Thursday, April 26, 2007

Are You Being Squeezed???

Have you ever noticed that invisible forces, influences we swim in constantly but rarely ever notice, are constantly shaping how we understand life, God, others, ourselves, what's important, what's not, etc.?

And, have you ever noticed how what we think about the world, what we think it's all about, impacts how we experience that world. Don't know what I mean? Let this illustration from David Wells' Above All Earthly Pow'rs help:
"...a materialistic scientist and an animist who believes that trees have souls comparable to hos own will look at the same trees rather differently. The difference lies not in the trees, but in the interpretive framework in which they are understood" (20).
In the margin of my book I wrote that the difference also lies in who has the correct understanding of the tree, the understanding of the tree that matches what the tree actually is.

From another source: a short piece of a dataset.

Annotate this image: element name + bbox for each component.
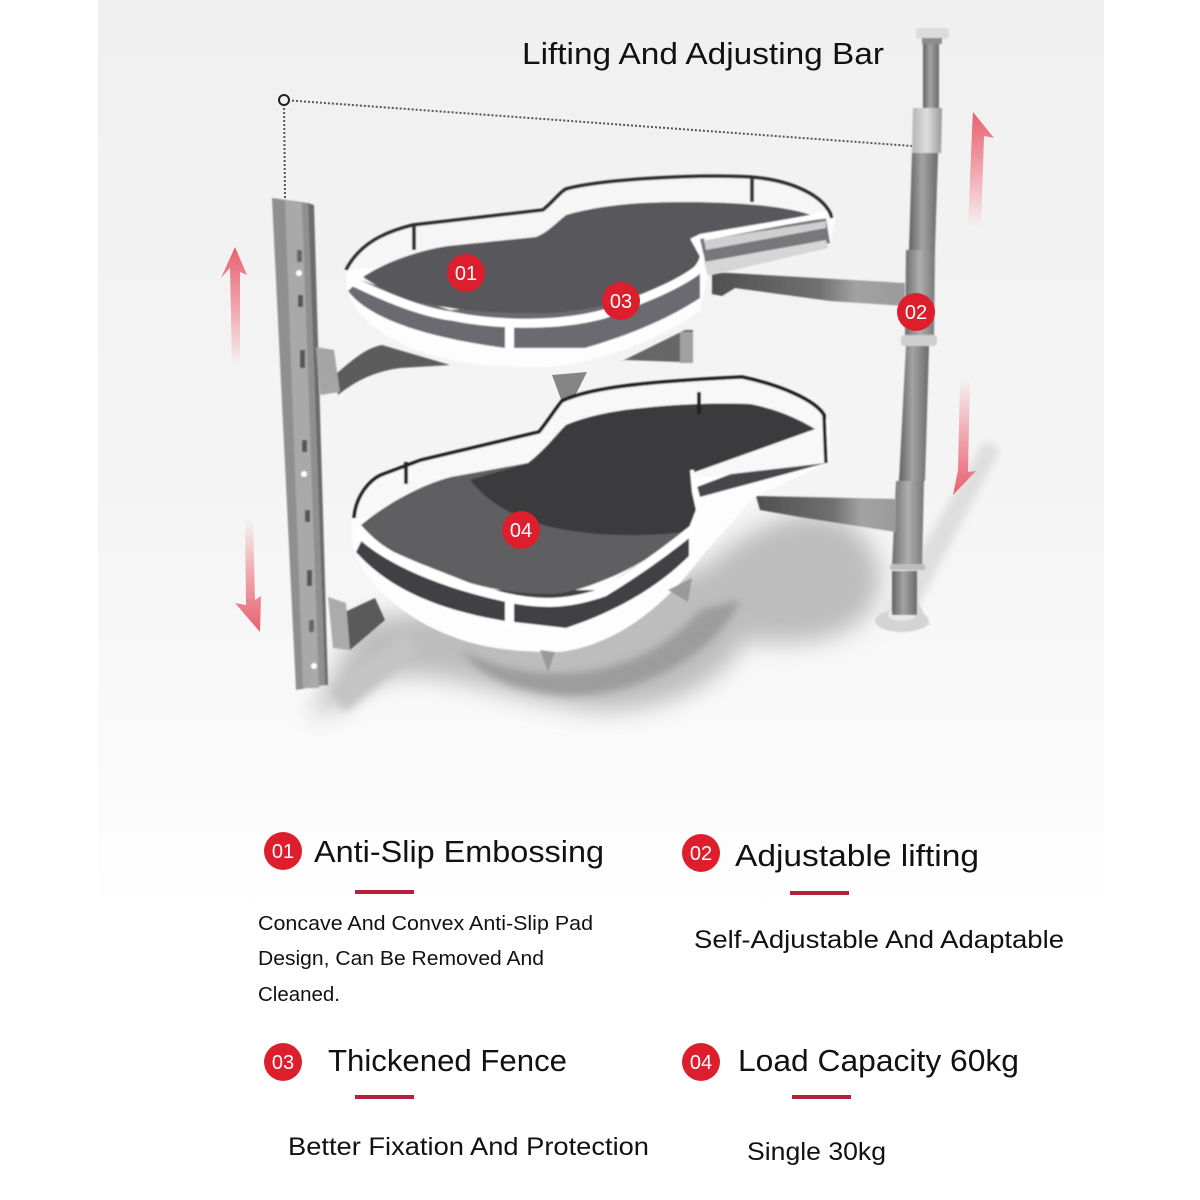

Why does all this matter? When a belief matches reality, we use a specific word to describe that particular kind of relationship between belief and reality. That word is "truth."

When we are "conformed to this world" (Rom 12:2), when we let the world system squeeze us into it's mold so that we think and feel and desire and live like that world, we are living in direct opposition to the truth.

This is why it is so important for Christians to attend churches that don't just make them feel good. Feelings don't sanctify. Feeling are a thermometer for our sanctification. Truth sanctifies (John 17:17), and we need churches that take us deeply into God's truth.

I had lunch with a friend of mine this week and we were talking about preaching. I remember reading an article by John MacArthur, I think it's the first article in the first TMS Journal, about the relationship between inerrancy and preaching.

The gist of his argument was that you see what people really believe about the Bible in their preaching. If you believe the inspiration of the Bible is verbal, reaching down to the very words on the page, than you will preach every word on the page. You'll feel like you're sinning if you don't explain every nook and cranny because you're skipping something God wanted said. You don't do that, you must revisit what you think about the Bible because your actions contradict your doctrinal statement.

We need pastors and churches that preach and live according to what their doctrinal statements say about the Bible. We have that, and Christians will have a much harder time "fitting in" with and feeling comfortable around and being energized by the things of this world. Instead, they'll feel at home in the truth because they're being "transformed by the renewing of their minds" (Ron 12:2).